Risk management is the workflow for identifying, assessing, treating, and reviewing the information-security risks facing your organisation. The whole risk lifecycle lives on one page — register, documentation, related tasks, and the reports auditors will ask for.
🆕 What's new: The Risk management workflow brings together what used to be spread across themed lists. Your existing risks, owners, and treatments are all here, exactly as they were — just on one focused page.
Setting it up
If you haven't run the guided setup yet, do that first. It's a short flow that takes you through:
- Who owns the risk register? Typically your CISO, Information Security Manager, or ISMS coordinator. The owner is responsible for keeping the register current and reviewing it on schedule.
- Your risk assessment methodology. Confirm the likelihood × impact scales and the treatment options that fit your organisation.
- An AI-proposed initial register. Cyberday's AI suggests a starter list of risks based on your assets and active frameworks. You review, pick the top risks to treat, and assign owners.
You can also configure the workflow manually on the page — the guided version just gets you to a working state in minutes.
What's on the page
Main metrics
The header carries three views of how your risk register is doing:
- Identified & treated risks over time — a monthly trend chart showing how new identifications and treatments are tracking
- This year, against your goals — e.g. 29 / 40 identified, 17 / 30 treated
- Risk matrix — a likelihood × impact grid with cell counts, with a Before treatment / After toggle
Actions to focus on
A prioritised list of what to handle next, grouped into three buckets:
- Unblock — issues stopping the workflow from running properly. For Risk management this typically includes Identify first risks (when no risk has passed the 'new' status yet) and Assign owner to active risks.
- Progress — recommended next moves to strengthen the workflow. Items like Review risk treatment for risks in treatment (when you're treating fewer risks than your metric goal), Queue next risks to treatment from evaluation, and Identify more risks (when identifications are below your metric goal).

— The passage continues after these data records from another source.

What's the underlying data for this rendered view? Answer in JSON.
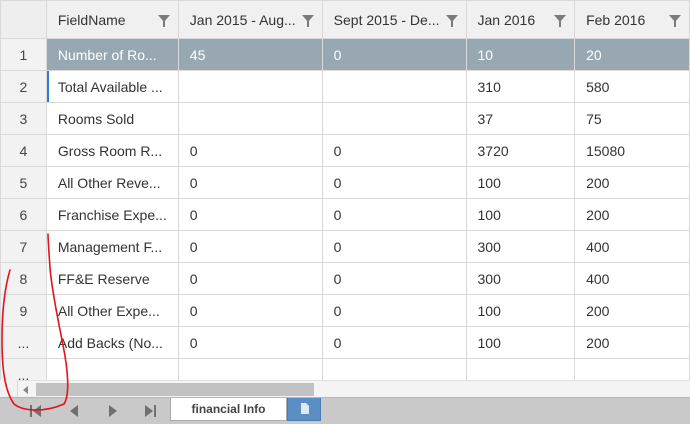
{
  "grid": {
    "columns": [
      {
        "label": "FieldName"
      },
      {
        "label": "Jan 2015 - Aug..."
      },
      {
        "label": "Sept 2015 - De..."
      },
      {
        "label": "Jan 2016"
      },
      {
        "label": "Feb 2016"
      }
    ],
    "rows": [
      {
        "num": "1",
        "cells": [
          "Number of Ro...",
          "45",
          "0",
          "10",
          "20"
        ]
      },
      {
        "num": "2",
        "cells": [
          "Total Available ...",
          "",
          "",
          "310",
          "580"
        ]
      },
      {
        "num": "3",
        "cells": [
          "Rooms Sold",
          "",
          "",
          "37",
          "75"
        ]
      },
      {
        "num": "4",
        "cells": [
          "Gross Room R...",
          "0",
          "0",
          "3720",
          "15080"
        ]
      },
      {
        "num": "5",
        "cells": [
          "All Other Reve...",
          "0",
          "0",
          "100",
          "200"
        ]
      },
      {
        "num": "6",
        "cells": [
          "Franchise Expe...",
          "0",
          "0",
          "100",
          "200"
        ]
      },
      {
        "num": "7",
        "cells": [
          "Management F...",
          "0",
          "0",
          "300",
          "400"
        ]
      },
      {
        "num": "8",
        "cells": [
          "FF&E Reserve",
          "0",
          "0",
          "300",
          "400"
        ]
      },
      {
        "num": "9",
        "cells": [
          "All Other Expe...",
          "0",
          "0",
          "100",
          "200"
        ]
      },
      {
        "num": "...",
        "cells": [
          "Add Backs (No...",
          "0",
          "0",
          "100",
          "200"
        ]
      },
      {
        "num": "...",
        "cells": [
          "",
          "",
          "",
          "",
          ""
        ]
      }
    ]
  },
  "sheet_tabs": {
    "active_label": "financial Info"
  },
  "colors": {
    "selected_row": "#97a8b3",
    "add_tab": "#5b8ec4",
    "annotation": "#e0141e"
  }
}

- Maintain — scheduled reviews and check-ins on what's already in place. For Risk management, that's primarily Review closed risks.
Clicking into a bucket opens a focused list — you can resolve, refine, or check off each item without leaving the workflow page.
Documentation
The documentation that backs your risk practice:
- Cyber security risks — identify and track potential threats to your organisation
- Theme-based risk assessments — assess risks based on selected themes or connected assets
- Change risk assessments — assess risks related to planned changes before implementation
Each documentation row shows the total item count, items still to work on, the related ISMS theme, and the responsible owner — so you can see at a glance where attention is needed.
Tasks
Below the documentation, the workflow page lists the concrete tasks that operationalise risk management — for example, risk management procedure publishing & maintenance, documentation of cyber security risks, general rules for the procurement of data systems. Each task shows its theme, status (Untreated / Partly done / Mostly done / Fully done), owner, priority (Low / Normal / High / Critical), and due date. Overdue tasks are highlighted so you know where to act first.
Reports
The audit-ready outputs Risk management produces:
- Risk management procedure and results — the methodologies used and the implementation of your whole risk management process
- Risk management report — an overview of identified cyber risks, their evaluation, controls, status, and risk acceptability
Each report card shows a cover preview, the Last updated date, and a View report link. Reports refresh from your live data, so they're always current.
How it connects to other workflows
New risks often originate from Asset inventory (asset-related risk), Incident management (post-incident risk), Supplier management (third-party risk), and Change management (change-introduced risk). Treatment plans surface as tasks linked back to those workflows.